Na época, o co-fundador carismático da AMD Jerry Sanders estava no comando da AMD. No entanto, o talento empreendedor de Sanders claramente não foi suficiente para enfrentar a Intel no mercado. Keller conseguiu mudar a maré com um chip com o codinome K8.

Ficou claro para Keller que, com o aumento do poder de processamento do processador, os canais de transmissão de dados de outros componentes do computador, como RAM e sistemas de armazenamento em disco, tornaram-se um gargalo que impedia o crescimento da produtividade.

Ele também entendeu que, com uma diminuição nos componentes eletrônicos, torna-se possível integrar controladores de memória previamente soldados e um subsistema de disco em um único substrato de microprocessador. Ele apresentou outra idéia simples, mas bem-sucedida: você pode colocar dois processadores em uma pastilha de silício e, assim, aumentar significativamente a eficiência do trabalho com memória.
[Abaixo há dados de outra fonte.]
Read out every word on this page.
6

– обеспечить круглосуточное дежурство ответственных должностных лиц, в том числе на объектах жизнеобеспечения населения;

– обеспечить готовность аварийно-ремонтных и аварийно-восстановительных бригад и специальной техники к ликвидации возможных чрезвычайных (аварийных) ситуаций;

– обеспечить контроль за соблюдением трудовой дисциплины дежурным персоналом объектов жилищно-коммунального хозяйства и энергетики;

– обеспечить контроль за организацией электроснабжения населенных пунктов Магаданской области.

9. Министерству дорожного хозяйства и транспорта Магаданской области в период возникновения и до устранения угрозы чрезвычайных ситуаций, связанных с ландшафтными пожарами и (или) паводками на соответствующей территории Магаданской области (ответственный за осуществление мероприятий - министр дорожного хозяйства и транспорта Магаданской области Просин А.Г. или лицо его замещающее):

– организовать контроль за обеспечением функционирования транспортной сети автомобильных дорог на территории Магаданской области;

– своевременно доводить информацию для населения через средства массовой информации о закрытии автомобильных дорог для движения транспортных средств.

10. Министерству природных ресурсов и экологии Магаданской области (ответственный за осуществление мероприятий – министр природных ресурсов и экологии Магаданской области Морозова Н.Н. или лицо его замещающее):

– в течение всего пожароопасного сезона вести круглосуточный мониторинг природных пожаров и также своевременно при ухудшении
Essas e outras novas soluções implementadas no K8 tornarão esse processador ideal para uso no setor de computadores pessoais e no crescente setor de soluções de negócios, onde eles podem simplificar significativamente a implantação de servidores, economizando muito dinheiro para os clientes.

Curiosamente, até o momento, Sanders estava cortando todas as propostas de gerenciamento da AMD para o desenvolvimento de processadores para servidores, argumentando que a empresa não tinha recursos para desenvolver e dar suporte a uma família de chipsets de servidor. O projeto K8 de Keller indiretamente tornou a objeção de Sanders insolvente, integrando uma parte significativa da funcionalidade do chipset ao microprocessador. Keller ainda tem sentimentos confusos sobre isso, lembra: "Lembro que já tínhamos concluído o projeto no meio do caminho, quando tivemos a coragem de dizer a ele que o processador também seria bom em sistemas de servidores". E a última conquista, mas não menos importante, de Keller foi o desenvolvimento conjunto de uma especificação da tecnologia HyperTransport que permite que o K8 troque dados de maneira eficiente com outros servidores.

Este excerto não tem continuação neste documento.